Entretanto, as enormes reservas de gás do país permitiram ao Turquemenistão manter-se autossuficiente e neutro na era pós-soviética, eliminando a necessidade de qualquer influência internacional. Mesmo após a morte de Niyazov, em 2006, a nova liderança continuou a manter um controlo apertado sobre a entrada de estrangeiros.
Mas há sinais de que a mudança pode estar mesmo ao virar da esquina.
De acordo com o mais recente relatório do Índice de Transformação Bertelsmann (BTI) sobre o Turquemenistão, o país tem sido assolado por problemas económicos há quase uma década. Na esperança de atrair mais investimento estrangeiro e aumentar o emprego, o governo tem procurado cooperação económica com outros países, como o recente acordo de partilha de gás natural com a Turquia e o Irão.

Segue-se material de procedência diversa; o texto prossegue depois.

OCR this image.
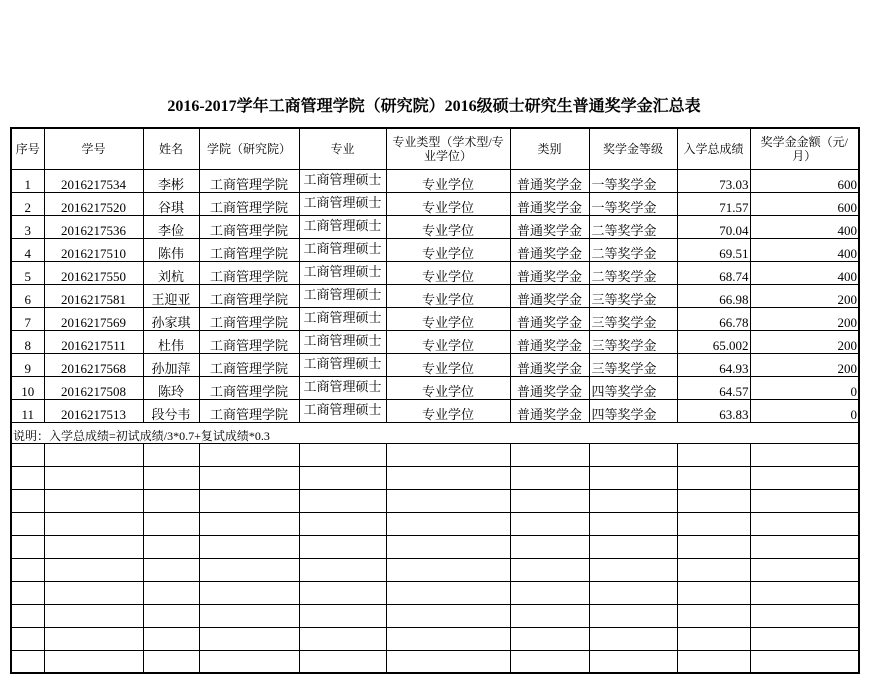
2016-2017学年工商管理学院（研究院）2016级硕士研究生普通奖学金汇总表
序号	学号	姓名	学院（研究院）	专业	专业类型（学术型/专业学位）	类别	奖学金等级	入学总成绩	奖学金金额（元/月）
1	2016217534	李彬	工商管理学院	工商管理硕士	专业学位	普通奖学金	一等奖学金	73.03	600
2	2016217520	谷琪	工商管理学院	工商管理硕士	专业学位	普通奖学金	一等奖学金	71.57	600
3	2016217536	李俭	工商管理学院	工商管理硕士	专业学位	普通奖学金	二等奖学金	70.04	400
4	2016217510	陈伟	工商管理学院	工商管理硕士	专业学位	普通奖学金	二等奖学金	69.51	400
5	2016217550	刘杭	工商管理学院	工商管理硕士	专业学位	普通奖学金	二等奖学金	68.74	400
6	2016217581	王迎亚	工商管理学院	工商管理硕士	专业学位	普通奖学金	三等奖学金	66.98	200
7	2016217569	孙家琪	工商管理学院	工商管理硕士	专业学位	普通奖学金	三等奖学金	66.78	200
8	2016217511	杜伟	工商管理学院	工商管理硕士	专业学位	普通奖学金	三等奖学金	65.002	200
9	2016217568	孙加萍	工商管理学院	工商管理硕士	专业学位	普通奖学金	三等奖学金	64.93	200
10	2016217508	陈玲	工商管理学院	工商管理硕士	专业学位	普通奖学金	四等奖学金	64.57	0
11	2016217513	段兮韦	工商管理学院	工商管理硕士	专业学位	普通奖学金	四等奖学金	63.83	0
说明：入学总成绩=初试成绩/3*0.7+复试成绩*0.3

Alguns observadores acreditam que a iniciativa de simplificar o processo de vistos e aumentar o turismo faz parte dessa estratégia mais ampla — uma forma de reforçar as reservas de divisas. O turismo está a florescer no Uzbequistão e no Cazaquistão, dois dos seus vizinhos da Ásia Central.
“Quando o Uzbequistão simplificou os seus procedimentos de vistos após a morte do presidente Islam Karimov, o turismo aumentou exponencialmente, e talvez estejam a esperar por efeitos semelhantes no Turquemenistão”, diz Erika Fatland.
“Os outros ‘-stões’ já abriram as suas fronteiras com entrada sem visto para muitas nacionalidades, por isso talvez os turquemenos tenham sentido necessidade de aliviar um pouco as restrições.”